La majoration de la rente AT porte celle-ci à son maximum. Le coût est avancé par la CPAM et récupéré auprès de l’employeur par majoration des cotisations AT/MP.
Procédure de reconnaissance de la faute inexcusable
La procédure comporte plusieurs étapes :
- Conciliation préalable CPAM : saisine dans les 2 ans à compter de l’accident ou de la reconnaissance du caractère professionnel (art. L.431-2 et L.452-4 CSS). Délai de prescription, susceptible d’interruption par saisine du tribunal (art. 2241 C. civ.).
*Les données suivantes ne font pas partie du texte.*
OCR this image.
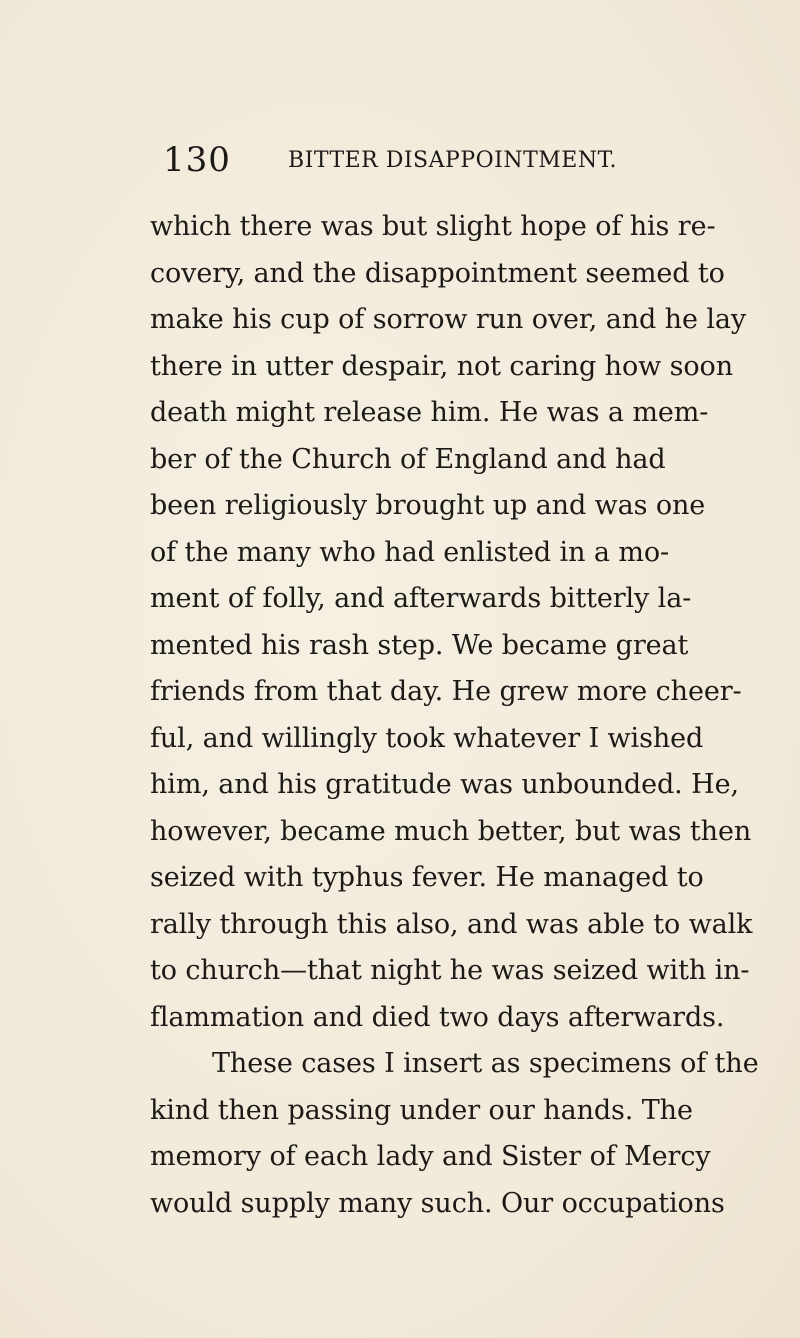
130	BITTER DISAPPOINTMENT.
which there was but slight hope of his re-
covery, and the disappointment seemed to
make his cup of sorrow run over, and he lay
there in utter despair, not caring how soon
death might release him. He was a mem-
ber of the Church of England and had
been religiously brought up and was one
of the many who had enlisted in a mo-
ment of folly, and afterwards bitterly la-
mented his rash step. We became great
friends from that day. He grew more cheer-
ful, and willingly took whatever I wished
him, and his gratitude was unbounded. He,
however, became much better, but was then
seized with typhus fever. He managed to
rally through this also, and was able to walk
to church—that night he was seized with in-
flammation and died two days afterwards.
These cases I insert as specimens of the
kind then passing under our hands. The
memory of each lady and Sister of Mercy
would supply many such. Our occupations
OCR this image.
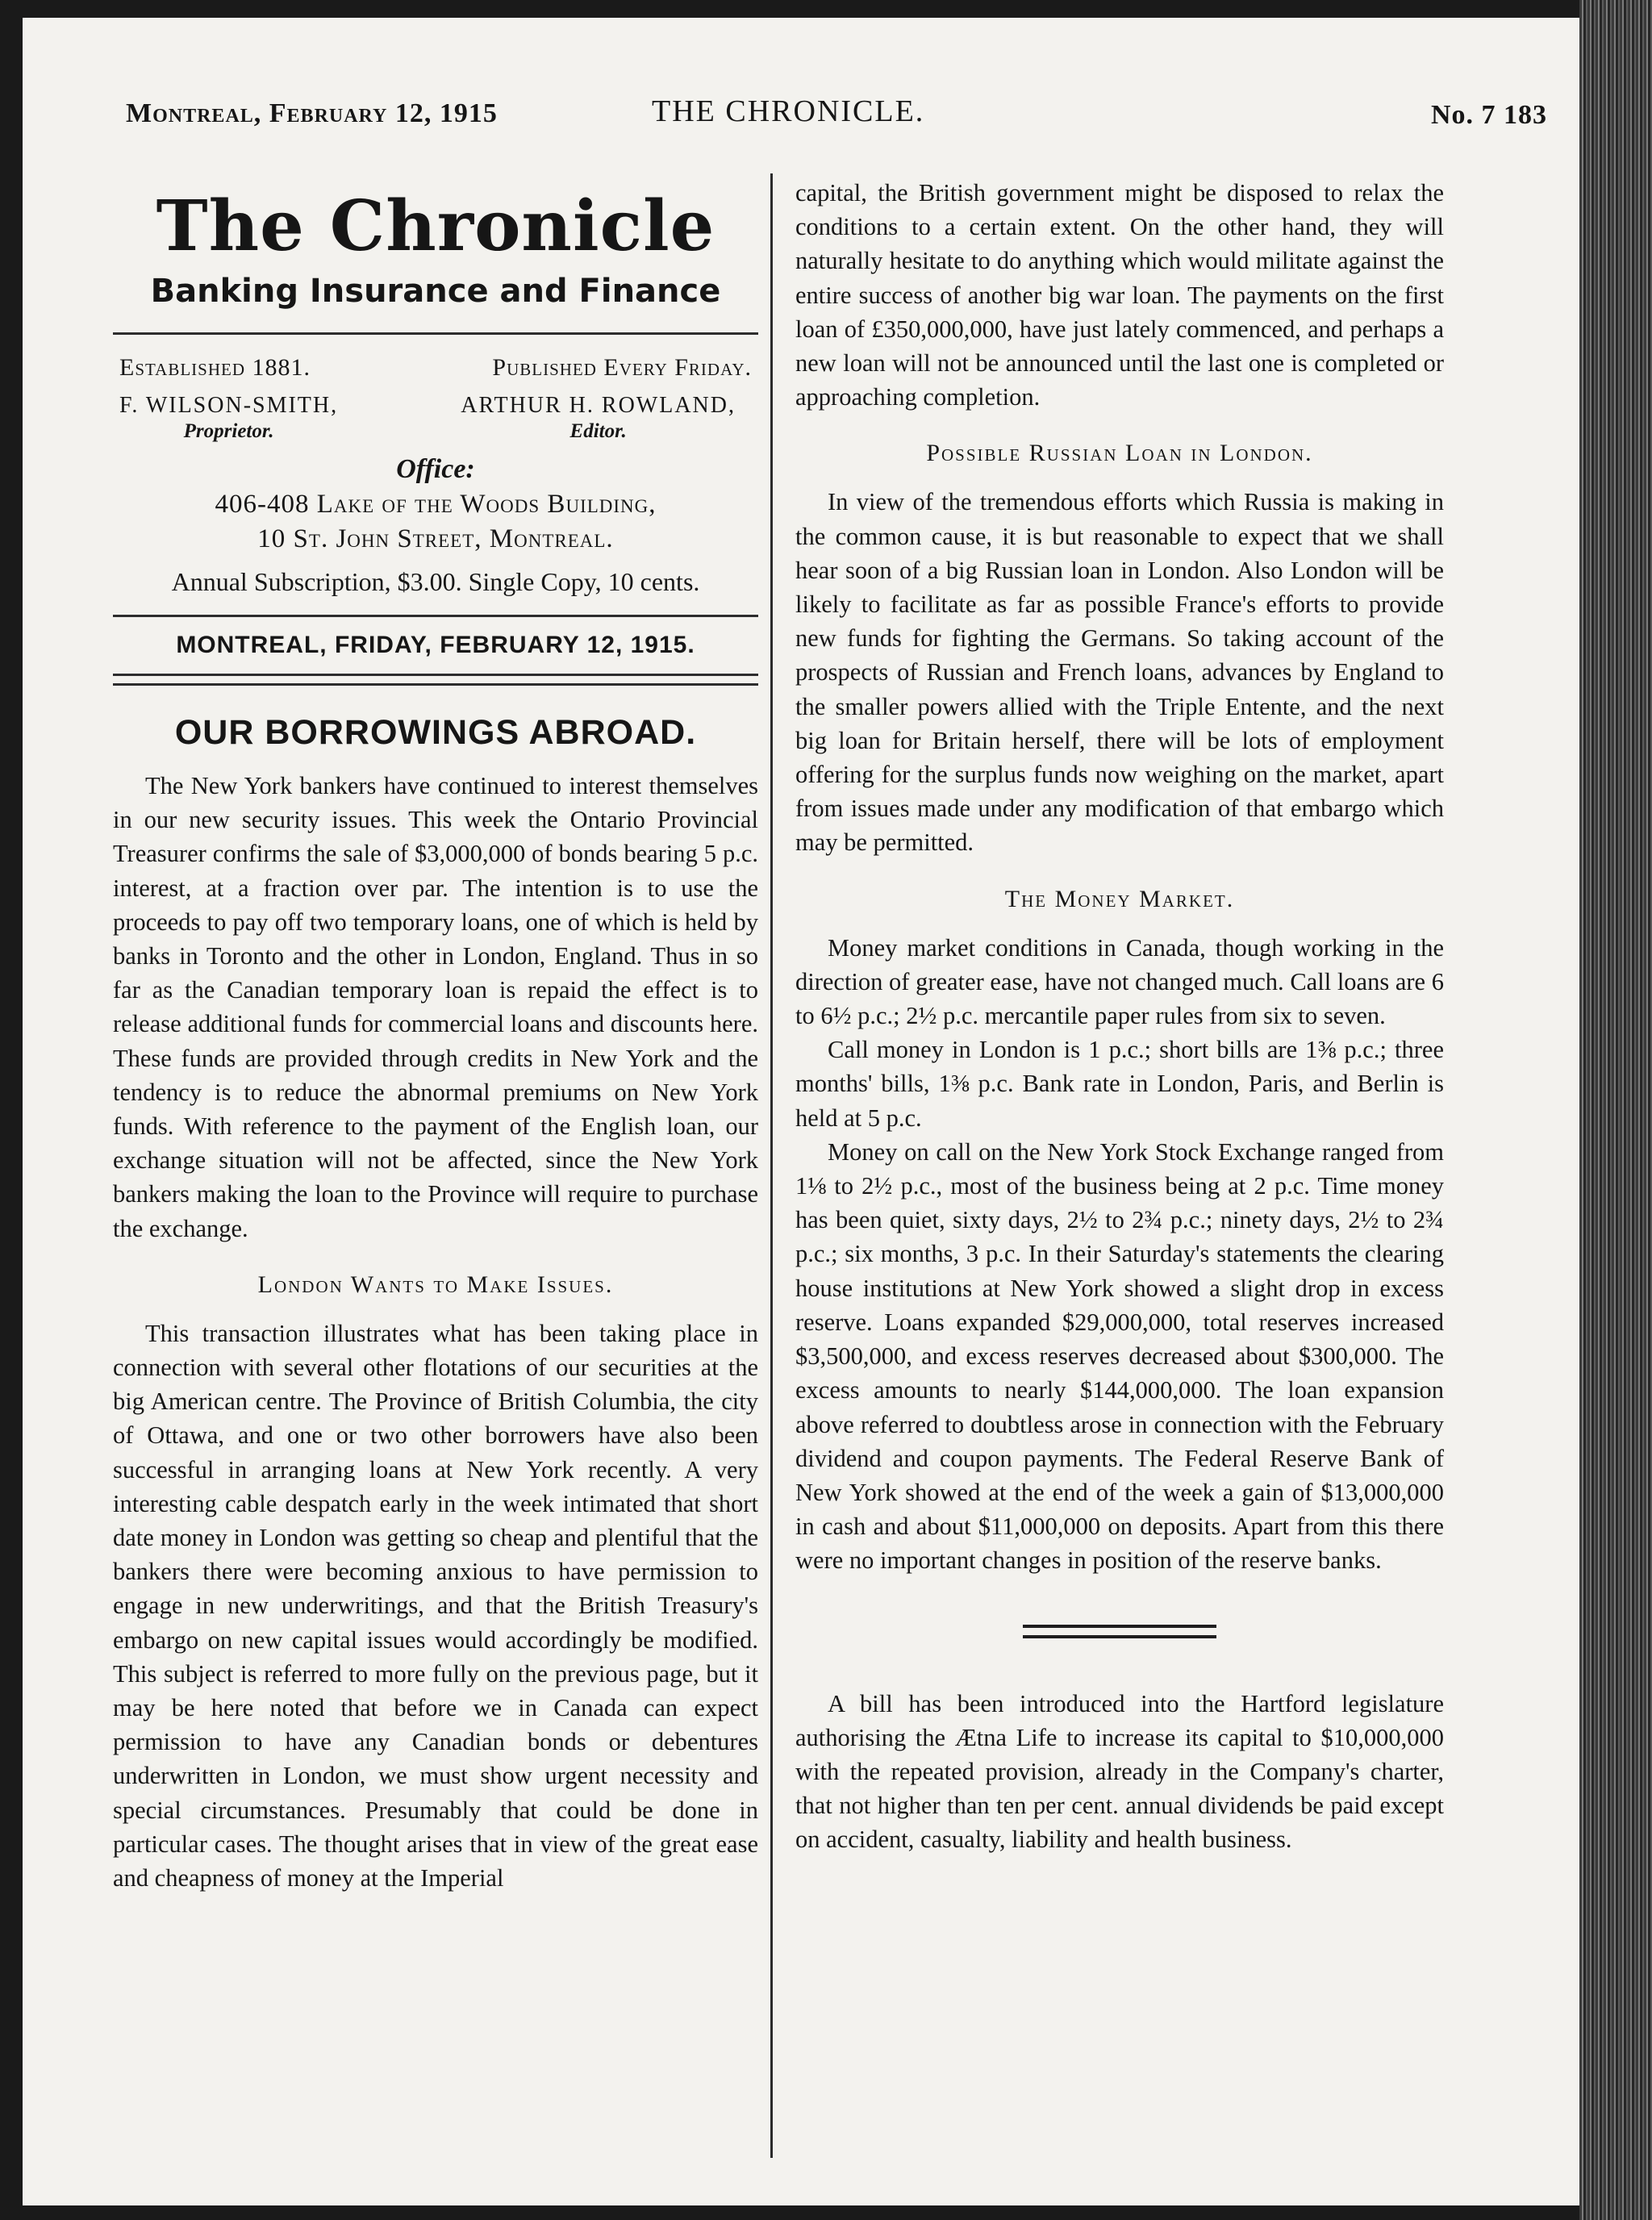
Montreal, February 12, 1915	THE CHRONICLE.	No. 7 183
The Chronicle
Banking Insurance and Finance
Established 1881.	Published Every Friday.
F. WILSON-SMITH,
Proprietor.
ARTHUR H. ROWLAND,
Editor.
Office:
406-408 Lake of the Woods Building,
10 St. John Street, Montreal.
Annual Subscription, $3.00. Single Copy, 10 cents.
MONTREAL, FRIDAY, FEBRUARY 12, 1915.
OUR BORROWINGS ABROAD.

The New York bankers have continued to interest themselves in our new security issues. This week the Ontario Provincial Treasurer confirms the sale of $3,000,000 of bonds bearing 5 p.c. interest, at a fraction over par. The intention is to use the proceeds to pay off two temporary loans, one of which is held by banks in Toronto and the other in London, England. Thus in so far as the Canadian temporary loan is repaid the effect is to release additional funds for commercial loans and discounts here. These funds are provided through credits in New York and the tendency is to reduce the abnormal premiums on New York funds. With reference to the payment of the English loan, our exchange situation will not be affected, since the New York bankers making the loan to the Province will require to purchase the exchange.

London Wants to Make Issues.

This transaction illustrates what has been taking place in connection with several other flotations of our securities at the big American centre. The Province of British Columbia, the city of Ottawa, and one or two other borrowers have also been successful in arranging loans at New York recently. A very interesting cable despatch early in the week intimated that short date money in London was getting so cheap and plentiful that the bankers there were becoming anxious to have permission to engage in new underwritings, and that the British Treasury's embargo on new capital issues would accordingly be modified. This subject is referred to more fully on the previous page, but it may be here noted that before we in Canada can expect permission to have any Canadian bonds or debentures underwritten in London, we must show urgent necessity and special circumstances. Presumably that could be done in particular cases. The thought arises that in view of the great ease and cheapness of money at the Imperial

capital, the British government might be disposed to relax the conditions to a certain extent. On the other hand, they will naturally hesitate to do anything which would militate against the entire success of another big war loan. The payments on the first loan of £350,000,000, have just lately commenced, and perhaps a new loan will not be announced until the last one is completed or approaching completion.

Possible Russian Loan in London.

In view of the tremendous efforts which Russia is making in the common cause, it is but reasonable to expect that we shall hear soon of a big Russian loan in London. Also London will be likely to facilitate as far as possible France's efforts to provide new funds for fighting the Germans. So taking account of the prospects of Russian and French loans, advances by England to the smaller powers allied with the Triple Entente, and the next big loan for Britain herself, there will be lots of employment offering for the surplus funds now weighing on the market, apart from issues made under any modification of that embargo which may be permitted.

The Money Market.

Money market conditions in Canada, though working in the direction of greater ease, have not changed much. Call loans are 6 to 6½ p.c.; 2½ p.c. mercantile paper rules from six to seven.

Call money in London is 1 p.c.; short bills are 1⅜ p.c.; three months' bills, 1⅜ p.c. Bank rate in London, Paris, and Berlin is held at 5 p.c.

Money on call on the New York Stock Exchange ranged from 1⅛ to 2½ p.c., most of the business being at 2 p.c. Time money has been quiet, sixty days, 2½ to 2¾ p.c.; ninety days, 2½ to 2¾ p.c.; six months, 3 p.c. In their Saturday's statements the clearing house institutions at New York showed a slight drop in excess reserve. Loans expanded $29,000,000, total reserves increased $3,500,000, and excess reserves decreased about $300,000. The excess amounts to nearly $144,000,000. The loan expansion above referred to doubtless arose in connection with the February dividend and coupon payments. The Federal Reserve Bank of New York showed at the end of the week a gain of $13,000,000 in cash and about $11,000,000 on deposits. Apart from this there were no important changes in position of the reserve banks.

A bill has been introduced into the Hartford legislature authorising the Ætna Life to increase its capital to $10,000,000 with the repeated provision, already in the Company's charter, that not higher than ten per cent. annual dividends be paid except on accident, casualty, liability and health business.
- En cas d’accord : PV de conciliation fixant la majoration de rente et les indemnités complémentaires.
- En cas d’échec : saisine du pôle social du tribunal judiciaire par requête (art. R.142-10-1 CSS).
Représentation par avocat : non obligatoire mais fortement recommandée (honoraires : 2 000 à 6 000 € en première instance). Le juge ordonne généralement une expertise médicale judiciaire (coût : 800 à 2 000 €, remboursés par le perdant).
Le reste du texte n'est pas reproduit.